One day I was going through items I still had to get rid of. When placing the frame (pictured above) against the picture I was seeking to eliminate, it suddenly struck me. Wow this frame beautifully captures the color and elegance of the picture. And just like that I instantly loved the picture!

Like a revelation, my mind began whirling. How much does this frame and picture symbolize the mindset in which we live? Like this frame pictured above, we bring our mindset to all of life’s circumstances we will encounter, including our environments.

It’s easy to feel secure, and happy when our circumstances are sunny, and bright. But when the clouds come and rain on us, does our happiness wash away when we encounter the first classroom disruption? When our life, including our emotional state, is made up of our circumstances, or environment we will be like the house built on the sand in the parable found in Matthew. The first wave to wash up on the shore, and our emotional state will crumble to pieces in front of everyone. This was me.

To be completely honest, I have always struggled with being easily perturbed emotionally by disruptions, or other circumstances, and it became easy for me to become overwhelmed. One day, when dealing with a class that seemed particularly in need of an attitude adjustment, I sat at my desk spiraling into a mental state of such frustration. I could barely contain myself.

My thought? I should just grab control of the room and lay into them. After all, their attitudes were awful, their behavior was awful, and they needed to be disciplined.

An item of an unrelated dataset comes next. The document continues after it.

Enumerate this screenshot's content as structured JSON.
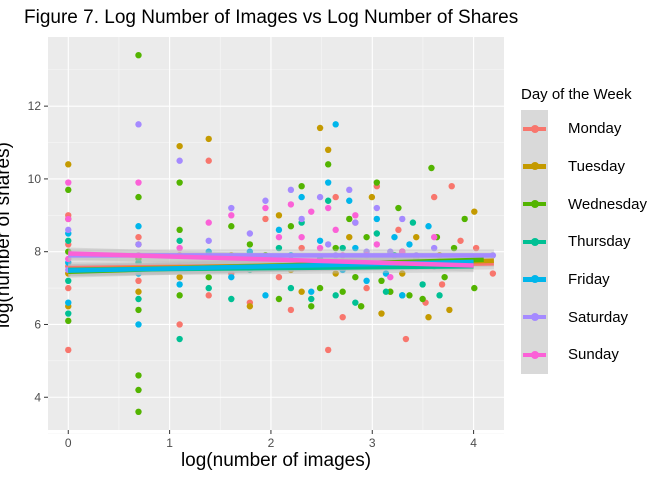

During this particular week, I had actually had a veteran teacher tell me he broke down crying during his class from complete frustration. These kids sitting before me, had had almost every teacher “lay into them,” at this point. So why shouldn’t I? They deserve it, right? The problem was this method had not worked for me so far. It had not served me well. The more I meditated on this fact, the more I realized, these kids did not need an attitude adjustment, it was me. As hard as it was for me to admit this, I knew it was true. It was me setting the mood and the tone in my classroom, and it began with MY attitude. The students would relax and enjoy themselves if I could.

Admittedly, my attitude was horrible. I had a decision to make. I had to find a way to get some joy, or I wasn’t going to make it through the class, let alone the rest of the day. My attitude had to change and quickly.

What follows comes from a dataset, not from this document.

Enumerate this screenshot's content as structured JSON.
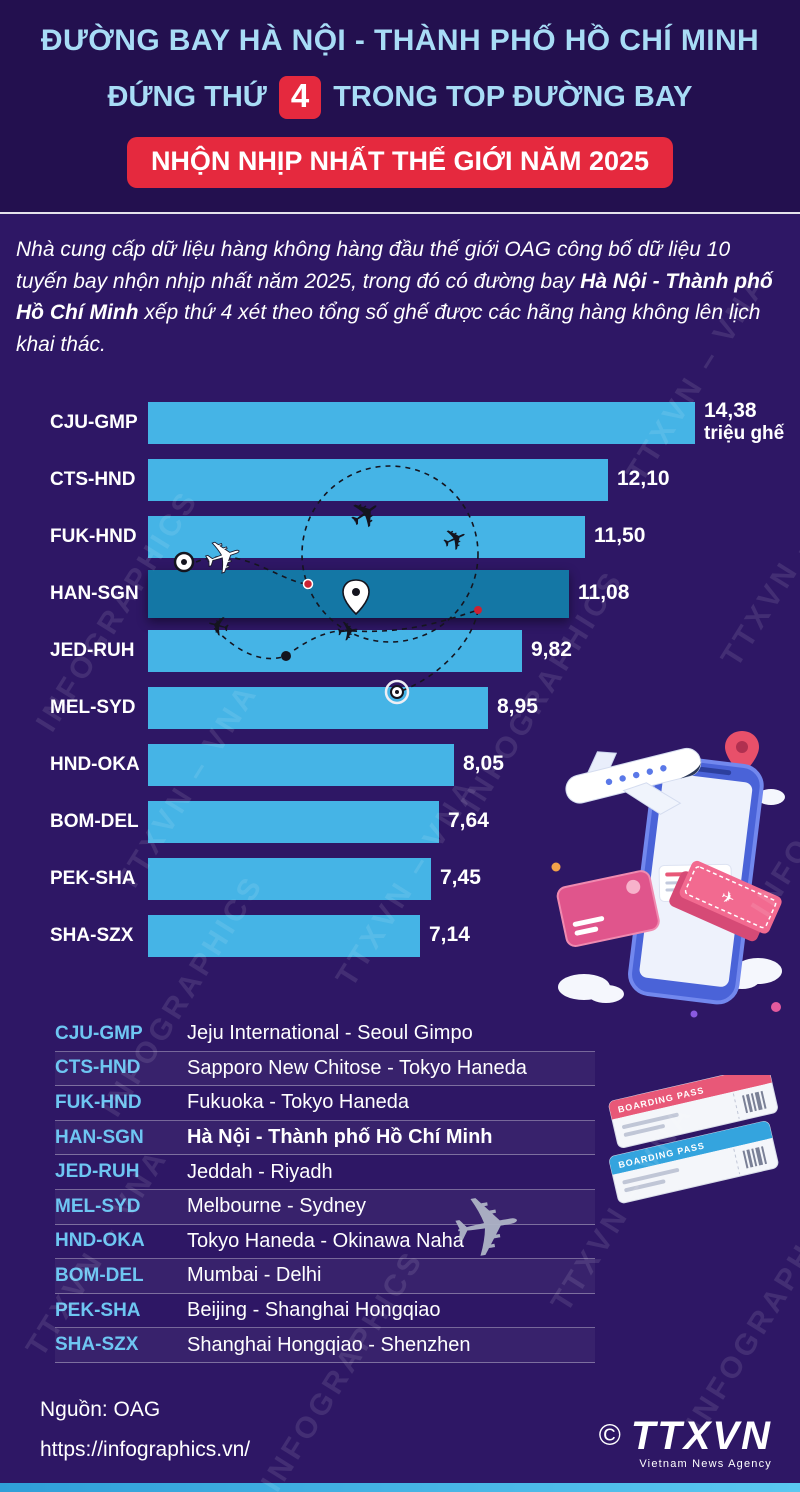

I was grasping at straws in order to do this. So, I did the first thing I could think of. I grabbed a dollar bill and told the class the first person who can make me laugh will get this dollar bill. They each took turns, one after the other telling me jokes, or doing funny and silly things. An interesting thing happened, not only did my attitude change when I set my mind to it… but the entire class had a change of attitude. No more grumbling and complaining or being defiant or disrespectful. I realized that my change of mindset was able to shift the entire room.

The other amazing lesson which came out of this was that the kids, when given the chance to take the ball and run with it, never ONCE became inappropriate with their humor in any way. The expectations had been clearly laid in my classroom and they knew them well. I didn’t need to go over my expectations with the class again. The one who needed to follow the expectations in the room WAS ME!

Going home that evening, it struck me how many teachers were so frustrated with these same students and were getting nowhere. Every one of these students saw one bad attitude after another (from their teachers). Was their behavior good? NO. Was their attitude good? NO. But it was able to be changed when my attitude changed.

No, there was no trick to this. I just had to fight for my joy and choose to change my mindset. What a thought. I had the ability to change my mindset, no matter what mindset my students had. Yes, I could have even told you this before this day, however, seeing the shift in the students on one of my most difficult days in this school year I couldn’t deny, that I had some work to do on my personal mindset and specifically my attitude. The work had to be done by ME.

Thank you for reading today’s blog! I pray you are blessed and encouraged.